PHOENIX -- Republican leaders in the Arizona Legislature want taxpayers to pay for a legal fight against subpoenas seeking emails from nearly two dozen current and former lawmakers in a case stemming from a challenge to Arizona's anti-immigration law, SB1070.
The subpoenas targeting Legislative, personal and campaign correspondence from 21 House and Senate members are a fishing expedition by the American Civil Liberties Union designed to harass members who supported the 2010 law, Senate President Andy Biggs said Tuesday.
Biggs said the plan is to push legislation in the Senate and House authorizing $100,000 to pay private lawyers fighting the subpoenas. Former members otherwise would have to fight with their own funds for votes they took while in office.
"It is moral and is it the right thing to do," Biggs said. "People were simply doing their job out there. Now they're out in the private jobs and they find themselves in a witch-hunt subpoena."

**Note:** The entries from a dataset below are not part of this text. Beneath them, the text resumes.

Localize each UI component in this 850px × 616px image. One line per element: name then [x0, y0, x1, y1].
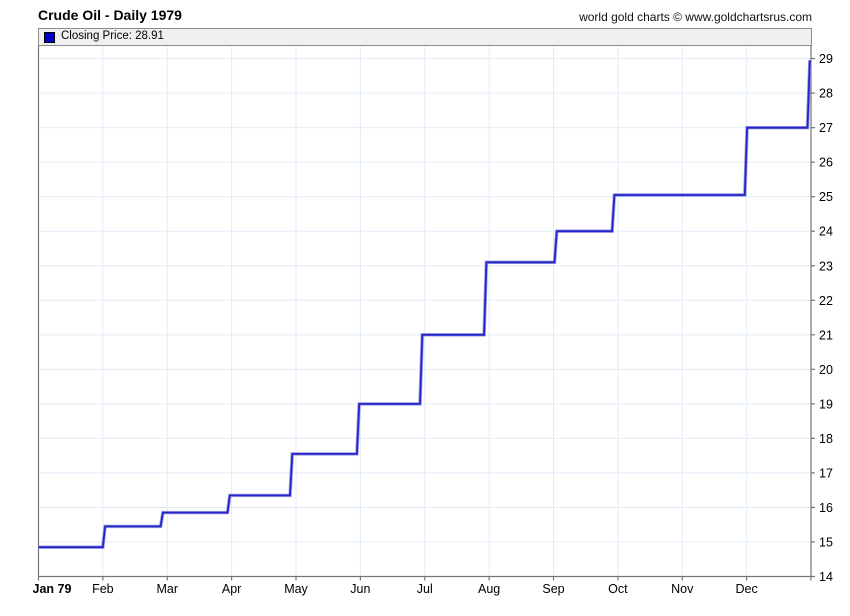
y-tick-label: 24 [819, 225, 833, 239]
y-tick-label: 22 [819, 294, 833, 308]
y-tick-label: 15 [819, 535, 833, 549]
x-tick-label: Mar [156, 582, 178, 596]
y-tick-label: 27 [819, 121, 833, 135]
legend-color-swatch-icon [44, 31, 55, 43]
legend-label: Closing Price: 28.91 [61, 30, 164, 43]
y-tick-label: 29 [819, 52, 833, 66]
y-tick-label: 16 [819, 501, 833, 515]
y-tick-label: 17 [819, 466, 833, 480]
x-tick-label: Nov [671, 582, 694, 596]
y-tick-label: 20 [819, 363, 833, 377]
y-tick-label: 21 [819, 328, 833, 342]
y-tick-label: 18 [819, 432, 833, 446]
y-tick-label: 23 [819, 259, 833, 273]
y-tick-label: 19 [819, 397, 833, 411]
y-tick-label: 14 [819, 570, 833, 584]
y-tick-label: 25 [819, 190, 833, 204]
x-tick-label: Sep [542, 582, 564, 596]
x-tick-label: Jan 79 [33, 582, 72, 596]
y-tick-label: 28 [819, 87, 833, 101]
x-tick-label: Apr [222, 582, 241, 596]
x-tick-label: Dec [736, 582, 758, 596]
chart-title: Crude Oil - Daily 1979 [38, 7, 182, 23]
x-tick-label: Oct [608, 582, 628, 596]
x-tick-label: Jun [350, 582, 370, 596]
x-tick-label: May [284, 582, 308, 596]
x-tick-label: Jul [417, 582, 433, 596]
closing-price-line [38, 60, 811, 549]
x-tick-label: Aug [478, 582, 500, 596]
y-tick-label: 26 [819, 156, 833, 170]
credit-text: world gold charts © www.goldchartsrus.co… [579, 10, 812, 24]
x-tick-label: Feb [92, 582, 114, 596]
legend-strip: Closing Price: 28.91 [38, 28, 812, 46]
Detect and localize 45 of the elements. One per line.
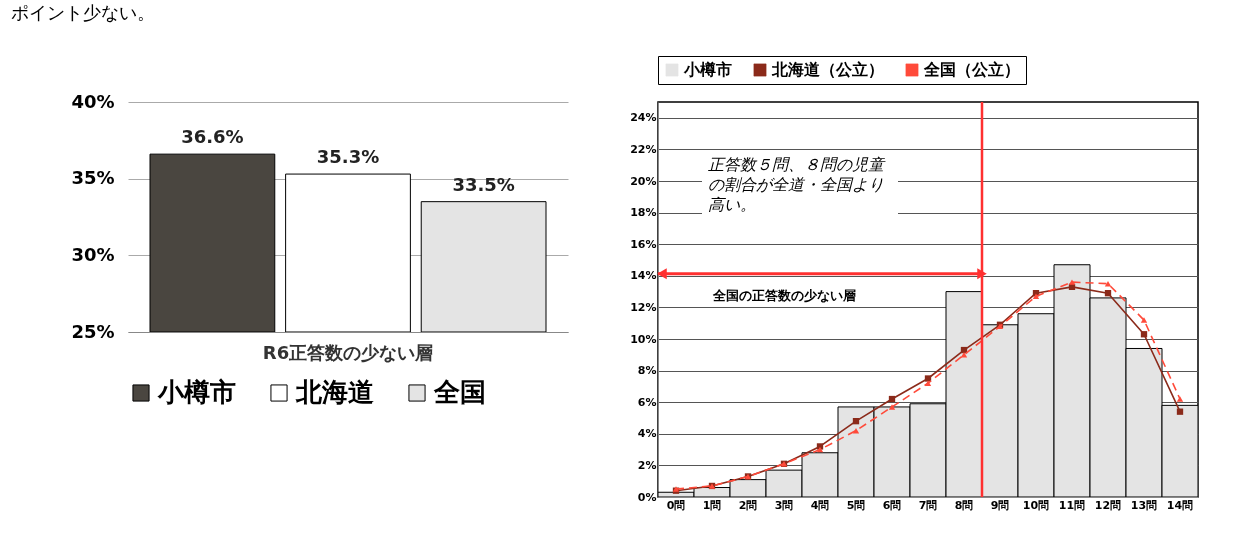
x-tick-label: 0問 [666, 498, 686, 512]
x-tick-label: 2問 [738, 498, 758, 512]
y-tick-label: 2% [637, 458, 657, 472]
y-tick-label: 14% [630, 269, 657, 283]
y-tick-label: 25% [71, 320, 115, 342]
legend-label: 北海道 [295, 377, 374, 407]
data-label: 33.5% [452, 173, 515, 195]
annotation: 正答数５問、８問の児童の割合が全道・全国より高い。 [708, 155, 886, 214]
legend-label: 小樽市 [683, 60, 732, 79]
y-tick-label: 18% [630, 206, 657, 220]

He said some of the subpoenas were issued to lawmakers who weren't even in the Legislature when the law passed. The Senate Republican caucus discussed the issue and proposed legislation in a closed session Tuesday.
The proposed legislation was first reported by the Arizona Capitol Times.
The U.S. Supreme Court invalidated major parts of SB1070 in 2012. The subpoenas stem from the ALCU's continuing efforts to get the rest of SB1070 declared invalid on the basis that lawmakers were motivated by racial bias and fears of criminal behavior when they passed the law. That would violate the equal protection clause of the U.S. Constitution.
U.S. District Judge Susan Bolton last month rejected an argument that the communications from supporters of the legislation to lawmakers' official accounts were confidential. Challengers also want to see similar correspondence between Arizona legislators and SB1070 supporters that led to the creation of earlier immigration measures in 2008 through 2010.
The new subpoenas target personal correspondence, which one of the current lawmakers targeted called an invasion of his privacy.
"I'm not being sued, they're using subpoena to try to dig into my personal life," Rep. Carl Seel, R-Phoenix, said. "It's way too far."
The subpoenas seek communications containing terms such as "immigrant," "illegals," "undocumented," "day laborer" and "Mexican." Seel said that if he had sent his wife a note saying, for instance, that they should take a vacation to Mexico, that would fall under the subpoena.
"It's an intrusion into my personal life," said Seel, who helped push SB1070 through the House.
One of those targeted is former Senate President Russell Pearce, who gained national notoriety for pushing SB1070. He was recalled from office in 2011.
ACLU of Arizona Executive Director Alessandra Soler said the civil rights group was only seeking emails that dealt with the legislation in an effort to show lawmakers had a racial bias while contemplating the proposed law. Many lawmakers now use their personal computers for public business, she noted, and the subpoenas only seek emails that deal with SB1070.
"Our position is if they're relevant to the issues in the legislation they should be turned over," Soler said. "Because we believe these emails show the real motivations behind the bill."